After generating of the block stripes (e.g., identifying of the block stripes), the distribution of bad blocks amongst the block stripes may be inconsistent. In some embodiments, the program manager 134 may scan the generated block stripes to determine whether each block stripe has more or less than a threshold number of bad blocks. The threshold number of bad blocks may be calculated using the ratio of the total number of bad blocks to the total number of block stripes (e.g., in the memory array 250). The program manager 134 may classify the block stripes into groups based on results of the scan. For example, the program manager 134 may scan the block stripes and classify the block stripes into groups. In some examples, a first group of block stripes is made up of block stripes that have more than the threshold number of bad blocks. A second group of block stripes is made up of block stripes that have fewer than the threshold number of bad blocks. In some embodiments, the program manager 134 can map bad blocks from block stripes of the first group (having more than the threshold number of bad blocks) to block stripes of the second group (having fewer than the threshold number of bad blocks). Parameters and/or metadata associated with mapping the bad blocks from block stripes of the first group to block stripes of the second group (such as block indices, physical block addresses, block source identifiers, block destination identifiers, etc.) can be saved by the program manager 134 in the bad block remapping table 256. In some embodiments, the bad block remapping table 256 can be utilized when write and/or read commands are serviced. When a read or write command is called, the mapping parameters stored in the bad block remapping table 256 can be used to distinguish which blocks are assigned to a particular block stripe for executing the read or write command. For example, the memory interface 113 may utilize the bad block remapping table 256 to determine what blocks belong to a given block stripe when servicing a write command (e.g., a sequential write command). Performance consistency (e.g., consistent rate of data transfer) of the memory array 250 during data write or read commands may be increased by the remapping of bad blocks.

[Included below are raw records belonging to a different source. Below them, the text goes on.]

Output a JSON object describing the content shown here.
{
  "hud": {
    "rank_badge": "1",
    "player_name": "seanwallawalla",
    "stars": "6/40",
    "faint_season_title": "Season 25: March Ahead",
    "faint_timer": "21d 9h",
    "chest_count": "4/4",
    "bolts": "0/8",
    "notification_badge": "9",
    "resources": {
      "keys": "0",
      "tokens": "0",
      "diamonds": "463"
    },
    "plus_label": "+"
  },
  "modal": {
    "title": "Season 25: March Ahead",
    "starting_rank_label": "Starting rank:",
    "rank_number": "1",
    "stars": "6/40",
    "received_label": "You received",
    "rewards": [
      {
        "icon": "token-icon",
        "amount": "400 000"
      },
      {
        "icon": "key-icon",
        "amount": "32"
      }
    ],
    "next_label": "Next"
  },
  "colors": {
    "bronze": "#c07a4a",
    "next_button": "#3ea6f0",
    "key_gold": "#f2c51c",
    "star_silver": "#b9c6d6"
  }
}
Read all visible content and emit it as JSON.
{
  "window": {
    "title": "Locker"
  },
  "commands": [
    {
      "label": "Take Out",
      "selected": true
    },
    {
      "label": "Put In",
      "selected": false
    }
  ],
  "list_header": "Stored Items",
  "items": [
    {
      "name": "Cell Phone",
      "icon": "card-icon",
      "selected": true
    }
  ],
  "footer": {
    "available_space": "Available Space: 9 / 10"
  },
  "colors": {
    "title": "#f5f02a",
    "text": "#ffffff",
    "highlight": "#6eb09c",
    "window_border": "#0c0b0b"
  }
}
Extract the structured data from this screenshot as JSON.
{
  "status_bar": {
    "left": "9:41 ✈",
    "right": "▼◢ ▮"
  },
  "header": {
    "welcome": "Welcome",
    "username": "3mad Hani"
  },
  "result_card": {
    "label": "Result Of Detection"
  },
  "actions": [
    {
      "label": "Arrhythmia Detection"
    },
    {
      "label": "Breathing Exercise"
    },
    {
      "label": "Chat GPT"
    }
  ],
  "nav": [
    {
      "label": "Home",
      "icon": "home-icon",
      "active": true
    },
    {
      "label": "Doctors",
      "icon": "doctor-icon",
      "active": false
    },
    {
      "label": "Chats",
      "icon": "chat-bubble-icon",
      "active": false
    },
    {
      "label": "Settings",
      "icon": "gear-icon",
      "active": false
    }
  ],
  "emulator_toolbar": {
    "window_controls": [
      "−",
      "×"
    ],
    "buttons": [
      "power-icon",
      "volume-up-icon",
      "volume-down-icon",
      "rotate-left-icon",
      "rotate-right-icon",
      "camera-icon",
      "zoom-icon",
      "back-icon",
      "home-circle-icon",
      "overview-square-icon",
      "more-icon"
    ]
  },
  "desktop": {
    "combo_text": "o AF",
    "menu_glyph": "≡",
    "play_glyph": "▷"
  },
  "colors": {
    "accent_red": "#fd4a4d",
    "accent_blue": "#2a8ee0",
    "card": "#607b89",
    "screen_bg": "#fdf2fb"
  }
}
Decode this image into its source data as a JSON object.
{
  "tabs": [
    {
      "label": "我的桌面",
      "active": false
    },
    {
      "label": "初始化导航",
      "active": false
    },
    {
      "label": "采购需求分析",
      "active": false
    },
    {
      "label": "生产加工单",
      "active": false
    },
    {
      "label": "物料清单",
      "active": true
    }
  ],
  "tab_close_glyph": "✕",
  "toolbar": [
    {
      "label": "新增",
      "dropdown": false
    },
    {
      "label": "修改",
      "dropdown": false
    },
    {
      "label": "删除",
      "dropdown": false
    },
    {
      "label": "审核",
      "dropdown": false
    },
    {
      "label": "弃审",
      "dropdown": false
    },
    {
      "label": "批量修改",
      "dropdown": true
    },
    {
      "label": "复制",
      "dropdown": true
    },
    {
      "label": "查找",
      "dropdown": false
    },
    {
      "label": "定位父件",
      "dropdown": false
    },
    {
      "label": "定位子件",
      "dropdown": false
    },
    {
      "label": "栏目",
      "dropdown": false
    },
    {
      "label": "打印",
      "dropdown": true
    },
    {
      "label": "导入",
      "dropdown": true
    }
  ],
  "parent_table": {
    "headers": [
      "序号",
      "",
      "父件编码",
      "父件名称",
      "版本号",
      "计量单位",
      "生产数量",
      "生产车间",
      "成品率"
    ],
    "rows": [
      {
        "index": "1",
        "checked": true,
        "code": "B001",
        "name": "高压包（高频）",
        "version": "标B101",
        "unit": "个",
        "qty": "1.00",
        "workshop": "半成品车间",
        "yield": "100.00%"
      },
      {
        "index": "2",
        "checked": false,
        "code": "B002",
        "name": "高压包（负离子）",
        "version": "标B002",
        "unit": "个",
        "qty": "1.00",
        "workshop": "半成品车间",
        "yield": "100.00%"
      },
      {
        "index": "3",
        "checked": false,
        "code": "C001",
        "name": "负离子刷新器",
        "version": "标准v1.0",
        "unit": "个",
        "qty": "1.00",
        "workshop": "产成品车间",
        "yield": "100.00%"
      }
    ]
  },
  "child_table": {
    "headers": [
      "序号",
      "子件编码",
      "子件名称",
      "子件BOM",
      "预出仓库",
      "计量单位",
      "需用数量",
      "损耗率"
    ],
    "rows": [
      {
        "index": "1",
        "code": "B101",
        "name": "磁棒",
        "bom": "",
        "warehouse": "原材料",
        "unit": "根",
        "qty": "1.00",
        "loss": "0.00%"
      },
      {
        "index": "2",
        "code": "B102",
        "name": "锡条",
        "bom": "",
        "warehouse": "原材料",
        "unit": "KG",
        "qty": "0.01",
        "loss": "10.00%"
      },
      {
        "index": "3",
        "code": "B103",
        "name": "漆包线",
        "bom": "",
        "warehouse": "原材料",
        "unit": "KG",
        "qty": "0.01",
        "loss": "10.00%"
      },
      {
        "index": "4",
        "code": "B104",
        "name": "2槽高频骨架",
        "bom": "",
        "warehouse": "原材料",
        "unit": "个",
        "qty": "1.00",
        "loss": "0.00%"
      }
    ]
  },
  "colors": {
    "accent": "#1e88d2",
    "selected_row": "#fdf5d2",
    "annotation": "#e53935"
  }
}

In one embodiment of the present disclosure, the program manager 134 can identify a bad block located on a block stripe within a plane, e.g., block 382A of block stripe 360 within plane 372(0). The program manager 134 can also identify a replacement block located on a block stripe within a different plane from the identified bad block, e.g., block 384E of block stripe 364 of plane 372(2). The replacement block can be a block that is not associated with an error condition, i.e., a good block. In one embodiment of the present disclosure, the program manager 134 can replace the identified bad block with the replacement block. Parameters and/or metadata that map the replacement block to the block stripe can be stored in a look-up-table for servicing read and/or write commands as described herein.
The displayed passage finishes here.